Kommunikation findet nur unter gleichen statt
Unsere modernen Probleme, ob chemischer, physikalischer oder sozialer Natur, entziehen sich leider dem Zollstock. Ohne elementares Verständnis der Zusammenhänge von Physik und Chemie lässt sich bei Umweltthemen keine vernünftige Argumentation führen. Ohne grundlegendes Wissen über Funktionen, Wahrscheinlichkeits-Mathematik und Spielthorie ist es nicht möglich, gefühlsfrei abstruse von konsistenten Ableitungen zu unterscheiden. Selbst mit ist es ein Spaziergang in der Schwerelosigkeit – allerdings angeleint, immerhin.
So erwische ich mich immer mehr dabei, dass ich Glaubensthesen «moderner alternativer Wahrheiten» umgehend keine Nahrung mehr biete, dafür mir ein kleines Schnipsel des akuellen Themas heraus picke und anhand dessen einen Anschauungsunterricht versuche, wie man sein eigenes Denken prüfen kann. Konsequenterweise begänne das bei der Erkenntnistheorie – wenn das Gegenüber aber nach 30 Minuten geistig erschöpft ist, lassen sich Argumentationsfundamente nur rudimentär korrigieren.
Es führt nichts an der Erkenntnis vorbei, dass es sinnlos ist, über gemessene Längen zu streiten, wenn jemand sein Zollband für metrisch hält. Kommunikation und Wissen benötigt zum Austausch gemeinsame Definitionen. Geschickt an die Hand genommen lassen sich Grundfeste neu platzieren, wo mit der Zeit irrationale Pfeiler in der Haltlosigkeit enden.
Epilog
Ist es nun überheblich, Menschen so zu betrachten? Wird es überheblich, sobald ich manipulierend wirke?
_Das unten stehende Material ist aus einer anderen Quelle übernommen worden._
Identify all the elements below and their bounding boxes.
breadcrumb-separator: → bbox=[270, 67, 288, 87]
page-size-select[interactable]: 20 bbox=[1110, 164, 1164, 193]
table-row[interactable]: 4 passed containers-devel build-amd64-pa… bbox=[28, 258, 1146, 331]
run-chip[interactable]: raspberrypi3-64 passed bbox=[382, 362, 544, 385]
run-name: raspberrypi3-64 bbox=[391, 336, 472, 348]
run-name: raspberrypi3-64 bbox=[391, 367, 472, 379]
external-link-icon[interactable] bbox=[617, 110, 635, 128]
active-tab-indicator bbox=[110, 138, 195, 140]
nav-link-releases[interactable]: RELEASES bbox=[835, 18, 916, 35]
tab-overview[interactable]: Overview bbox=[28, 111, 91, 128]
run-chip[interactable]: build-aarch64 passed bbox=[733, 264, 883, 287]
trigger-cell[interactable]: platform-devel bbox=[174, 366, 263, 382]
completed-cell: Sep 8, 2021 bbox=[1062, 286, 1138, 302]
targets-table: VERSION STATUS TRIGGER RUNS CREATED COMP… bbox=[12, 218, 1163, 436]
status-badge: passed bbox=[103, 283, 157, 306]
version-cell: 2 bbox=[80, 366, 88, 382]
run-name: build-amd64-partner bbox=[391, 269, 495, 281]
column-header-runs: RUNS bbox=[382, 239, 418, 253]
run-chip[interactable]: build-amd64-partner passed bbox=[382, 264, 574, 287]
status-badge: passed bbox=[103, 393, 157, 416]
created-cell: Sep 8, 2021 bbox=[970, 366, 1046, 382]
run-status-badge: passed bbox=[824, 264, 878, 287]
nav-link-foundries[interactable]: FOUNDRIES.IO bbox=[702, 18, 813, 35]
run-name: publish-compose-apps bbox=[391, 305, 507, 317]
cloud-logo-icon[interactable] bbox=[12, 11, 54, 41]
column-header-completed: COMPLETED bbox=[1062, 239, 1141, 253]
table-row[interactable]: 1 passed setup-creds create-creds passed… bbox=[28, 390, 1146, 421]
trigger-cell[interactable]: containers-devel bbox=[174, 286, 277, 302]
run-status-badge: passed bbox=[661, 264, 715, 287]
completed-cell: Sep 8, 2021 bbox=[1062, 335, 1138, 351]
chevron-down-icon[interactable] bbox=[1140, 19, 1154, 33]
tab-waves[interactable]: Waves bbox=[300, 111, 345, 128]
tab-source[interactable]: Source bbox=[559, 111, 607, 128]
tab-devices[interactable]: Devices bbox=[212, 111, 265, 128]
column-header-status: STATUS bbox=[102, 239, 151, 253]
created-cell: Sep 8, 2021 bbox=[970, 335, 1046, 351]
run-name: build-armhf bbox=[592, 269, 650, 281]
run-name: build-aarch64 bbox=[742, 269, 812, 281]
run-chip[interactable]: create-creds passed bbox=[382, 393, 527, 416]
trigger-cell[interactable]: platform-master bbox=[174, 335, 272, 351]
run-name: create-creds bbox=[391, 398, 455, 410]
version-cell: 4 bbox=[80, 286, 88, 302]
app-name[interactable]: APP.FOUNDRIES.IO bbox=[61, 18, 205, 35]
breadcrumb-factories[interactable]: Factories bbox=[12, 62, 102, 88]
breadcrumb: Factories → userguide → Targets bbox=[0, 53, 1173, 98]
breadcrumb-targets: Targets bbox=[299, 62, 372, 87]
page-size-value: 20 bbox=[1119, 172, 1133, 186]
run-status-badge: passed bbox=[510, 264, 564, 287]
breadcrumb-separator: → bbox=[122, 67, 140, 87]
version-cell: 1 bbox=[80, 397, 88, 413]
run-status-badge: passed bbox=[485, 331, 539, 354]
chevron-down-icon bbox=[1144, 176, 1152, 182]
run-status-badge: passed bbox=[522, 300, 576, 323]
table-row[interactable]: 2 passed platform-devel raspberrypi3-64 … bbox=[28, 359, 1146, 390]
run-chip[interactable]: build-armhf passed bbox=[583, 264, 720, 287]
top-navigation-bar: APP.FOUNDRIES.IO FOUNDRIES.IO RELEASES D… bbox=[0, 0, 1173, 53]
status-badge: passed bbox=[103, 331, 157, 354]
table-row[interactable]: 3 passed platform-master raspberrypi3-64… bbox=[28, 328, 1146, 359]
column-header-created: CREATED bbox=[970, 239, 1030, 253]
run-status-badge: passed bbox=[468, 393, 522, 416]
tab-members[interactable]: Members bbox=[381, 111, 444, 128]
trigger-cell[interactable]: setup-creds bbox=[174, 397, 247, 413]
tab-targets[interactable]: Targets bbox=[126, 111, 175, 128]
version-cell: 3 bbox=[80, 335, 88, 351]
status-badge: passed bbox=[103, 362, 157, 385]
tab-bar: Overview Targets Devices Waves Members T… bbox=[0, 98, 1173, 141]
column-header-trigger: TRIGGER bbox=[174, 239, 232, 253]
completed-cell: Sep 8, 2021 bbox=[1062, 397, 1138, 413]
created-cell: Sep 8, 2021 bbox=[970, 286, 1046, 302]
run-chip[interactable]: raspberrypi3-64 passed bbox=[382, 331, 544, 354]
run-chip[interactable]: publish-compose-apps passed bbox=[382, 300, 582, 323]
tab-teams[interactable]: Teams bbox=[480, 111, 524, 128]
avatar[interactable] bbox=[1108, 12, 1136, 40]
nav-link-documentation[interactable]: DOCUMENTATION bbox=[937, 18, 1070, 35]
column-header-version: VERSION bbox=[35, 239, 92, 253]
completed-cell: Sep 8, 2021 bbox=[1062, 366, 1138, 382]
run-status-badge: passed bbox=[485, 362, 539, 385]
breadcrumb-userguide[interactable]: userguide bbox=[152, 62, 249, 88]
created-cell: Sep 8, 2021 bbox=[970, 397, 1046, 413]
Ich leiste mir als humanistischer Überzeugungstäter hier einen Anstecher ins Alte Testament: Der Zweck heiligt die Mittel. Wer nicht hören will, muss begreifen. Wer mir einen Mist erzählt, fällt selbst auf mich herein. Jede Wahrheit beginnt mit einer kleinen Manipulation. Wer den Zentimeter nicht ehrt, ist den Zoll nicht wert. Lieber die Wahrheit an der Hand als den Bhaupti auf dem Dach. Der erste Schreihals kriegt die Aufmerksamkeit, der zweite thermodynamische Satz hat immer Recht. … Ich hör‘ jetzt auf, bevor’s richtig blöd wird.